True to its motto, Texas is the lone state that is both refusing to change its own regulations and resisting all of EPA’s backstop options to assure that newly-constructed sources can get the help they need in the interim.  The state’s attorney general claims “Texas has neither the authority nor the intention of interpreting, ignoring, or amending its laws in order to compel the permitting of greenhouse gas emissions.” 

But Texas is unwilling, not unable, to meet the greenhouse gas requirements.  Texas law already authorizes the state to “control air contaminants as necessary to protect against adverse effects related to . . . climatic changes, including global warming.”  Texas also has the option of letting EPA issue permits for greenhouse gases while the state continues to handle other pollutants.  But unlike other states, Texas is steadfastly refusing that option as well.  

This is a big problem for Texas’s “stay” request:  when you go to court, you cannot ask for relief from self-inflicted wounds

If the other states can do it, why not Texas?

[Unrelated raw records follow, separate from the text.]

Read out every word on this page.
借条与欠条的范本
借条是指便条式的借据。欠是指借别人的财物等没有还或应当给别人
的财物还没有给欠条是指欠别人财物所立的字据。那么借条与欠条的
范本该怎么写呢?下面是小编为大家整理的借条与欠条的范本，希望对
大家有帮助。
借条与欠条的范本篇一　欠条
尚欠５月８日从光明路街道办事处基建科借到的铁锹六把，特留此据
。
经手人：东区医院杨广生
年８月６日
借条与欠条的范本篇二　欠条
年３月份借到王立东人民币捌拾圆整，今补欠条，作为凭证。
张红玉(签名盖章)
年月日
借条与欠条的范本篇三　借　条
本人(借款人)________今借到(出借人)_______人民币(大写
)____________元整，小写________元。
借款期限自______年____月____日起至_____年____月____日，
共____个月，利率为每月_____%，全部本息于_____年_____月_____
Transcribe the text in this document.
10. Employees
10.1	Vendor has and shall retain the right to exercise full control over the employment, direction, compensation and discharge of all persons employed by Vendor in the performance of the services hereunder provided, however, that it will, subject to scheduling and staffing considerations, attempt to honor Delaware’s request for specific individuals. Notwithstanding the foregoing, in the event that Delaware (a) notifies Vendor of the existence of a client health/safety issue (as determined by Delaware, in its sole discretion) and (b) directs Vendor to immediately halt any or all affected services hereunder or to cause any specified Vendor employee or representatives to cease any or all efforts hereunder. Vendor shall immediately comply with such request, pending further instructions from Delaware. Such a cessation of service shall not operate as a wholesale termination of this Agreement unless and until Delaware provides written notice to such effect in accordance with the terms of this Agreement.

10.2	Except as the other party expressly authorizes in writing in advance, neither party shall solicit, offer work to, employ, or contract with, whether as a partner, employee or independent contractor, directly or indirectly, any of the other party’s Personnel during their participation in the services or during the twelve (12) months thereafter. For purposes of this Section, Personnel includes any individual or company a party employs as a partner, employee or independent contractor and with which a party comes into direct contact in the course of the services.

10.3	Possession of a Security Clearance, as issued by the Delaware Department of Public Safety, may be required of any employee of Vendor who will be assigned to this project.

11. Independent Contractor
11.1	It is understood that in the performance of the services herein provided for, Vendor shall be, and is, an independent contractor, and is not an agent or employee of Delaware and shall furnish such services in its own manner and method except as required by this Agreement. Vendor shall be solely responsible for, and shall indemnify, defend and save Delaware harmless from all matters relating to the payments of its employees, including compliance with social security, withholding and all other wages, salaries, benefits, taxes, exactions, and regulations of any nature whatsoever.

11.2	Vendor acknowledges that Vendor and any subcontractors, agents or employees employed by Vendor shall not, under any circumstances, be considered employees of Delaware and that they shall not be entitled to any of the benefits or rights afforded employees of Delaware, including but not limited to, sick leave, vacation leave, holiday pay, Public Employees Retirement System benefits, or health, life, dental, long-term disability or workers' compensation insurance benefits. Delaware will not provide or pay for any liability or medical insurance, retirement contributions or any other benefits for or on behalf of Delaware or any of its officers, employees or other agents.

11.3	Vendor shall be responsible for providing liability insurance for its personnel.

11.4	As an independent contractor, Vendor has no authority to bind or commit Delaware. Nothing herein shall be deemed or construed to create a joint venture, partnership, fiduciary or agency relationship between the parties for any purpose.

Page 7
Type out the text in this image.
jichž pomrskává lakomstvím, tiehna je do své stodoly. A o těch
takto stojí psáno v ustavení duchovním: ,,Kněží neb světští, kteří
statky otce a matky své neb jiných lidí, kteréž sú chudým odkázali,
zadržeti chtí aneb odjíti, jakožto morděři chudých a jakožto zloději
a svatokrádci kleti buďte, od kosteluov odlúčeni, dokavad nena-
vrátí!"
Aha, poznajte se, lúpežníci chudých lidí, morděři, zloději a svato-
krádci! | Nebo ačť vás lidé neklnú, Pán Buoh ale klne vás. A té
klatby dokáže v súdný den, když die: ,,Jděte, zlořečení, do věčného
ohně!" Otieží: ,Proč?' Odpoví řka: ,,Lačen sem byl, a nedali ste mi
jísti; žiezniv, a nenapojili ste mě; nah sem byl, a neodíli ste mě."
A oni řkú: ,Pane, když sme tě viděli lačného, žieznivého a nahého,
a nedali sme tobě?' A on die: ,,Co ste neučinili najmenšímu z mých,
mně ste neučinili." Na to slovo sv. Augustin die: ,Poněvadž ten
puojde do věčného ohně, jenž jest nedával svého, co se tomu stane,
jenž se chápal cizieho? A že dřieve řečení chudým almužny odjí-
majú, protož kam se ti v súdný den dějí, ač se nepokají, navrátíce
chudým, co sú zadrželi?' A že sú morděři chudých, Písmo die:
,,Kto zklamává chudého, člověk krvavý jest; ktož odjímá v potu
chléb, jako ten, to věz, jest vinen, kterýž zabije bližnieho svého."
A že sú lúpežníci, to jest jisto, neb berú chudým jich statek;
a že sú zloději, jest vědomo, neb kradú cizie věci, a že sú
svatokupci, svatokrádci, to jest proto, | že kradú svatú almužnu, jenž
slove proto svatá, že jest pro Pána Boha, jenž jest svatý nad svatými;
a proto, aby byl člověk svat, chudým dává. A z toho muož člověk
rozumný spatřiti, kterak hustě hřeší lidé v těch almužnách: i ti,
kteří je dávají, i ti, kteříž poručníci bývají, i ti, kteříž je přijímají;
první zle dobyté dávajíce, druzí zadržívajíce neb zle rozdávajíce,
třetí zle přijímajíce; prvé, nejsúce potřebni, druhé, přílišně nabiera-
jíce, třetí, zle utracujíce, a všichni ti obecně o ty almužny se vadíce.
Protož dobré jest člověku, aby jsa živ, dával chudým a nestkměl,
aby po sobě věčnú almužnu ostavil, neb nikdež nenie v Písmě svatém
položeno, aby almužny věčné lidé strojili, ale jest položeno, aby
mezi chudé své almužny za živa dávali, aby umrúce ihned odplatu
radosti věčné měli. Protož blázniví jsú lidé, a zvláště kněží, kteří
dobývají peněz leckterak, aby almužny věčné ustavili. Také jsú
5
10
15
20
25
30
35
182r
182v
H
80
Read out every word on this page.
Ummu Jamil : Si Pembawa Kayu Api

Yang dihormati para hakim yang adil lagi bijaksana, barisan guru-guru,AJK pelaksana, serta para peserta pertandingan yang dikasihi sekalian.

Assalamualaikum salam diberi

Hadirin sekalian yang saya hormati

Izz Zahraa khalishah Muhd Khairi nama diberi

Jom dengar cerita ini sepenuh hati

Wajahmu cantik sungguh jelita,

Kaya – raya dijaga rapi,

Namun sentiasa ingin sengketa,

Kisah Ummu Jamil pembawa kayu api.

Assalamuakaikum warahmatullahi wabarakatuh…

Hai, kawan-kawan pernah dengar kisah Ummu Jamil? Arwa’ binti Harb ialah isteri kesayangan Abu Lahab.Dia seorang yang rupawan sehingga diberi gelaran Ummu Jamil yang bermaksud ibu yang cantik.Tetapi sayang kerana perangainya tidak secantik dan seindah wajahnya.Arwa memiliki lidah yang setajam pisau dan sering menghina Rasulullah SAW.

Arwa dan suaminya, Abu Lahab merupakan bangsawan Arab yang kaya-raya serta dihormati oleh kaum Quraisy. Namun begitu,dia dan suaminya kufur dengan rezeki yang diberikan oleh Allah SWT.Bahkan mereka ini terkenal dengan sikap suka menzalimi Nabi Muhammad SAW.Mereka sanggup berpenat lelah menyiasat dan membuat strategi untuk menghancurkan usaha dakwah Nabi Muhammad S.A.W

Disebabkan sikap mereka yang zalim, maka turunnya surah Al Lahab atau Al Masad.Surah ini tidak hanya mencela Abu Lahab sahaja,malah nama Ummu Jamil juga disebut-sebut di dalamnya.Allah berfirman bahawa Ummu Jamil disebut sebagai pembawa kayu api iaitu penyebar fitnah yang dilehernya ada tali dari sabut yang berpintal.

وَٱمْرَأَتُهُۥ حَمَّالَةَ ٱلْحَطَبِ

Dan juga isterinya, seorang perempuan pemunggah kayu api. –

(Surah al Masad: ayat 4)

And where does this leave the industry challengers?  Their own “construction ban” story falls apart as well – at least everywhere but in Texas.  The fact is that any large project needing a “best available control technology” permit for carbon pollution will find it available from the states or from EPA.  No one will be left in the cold.

Except maybe in Texas, but that’s a decision the elected leaders of Texas will have to make.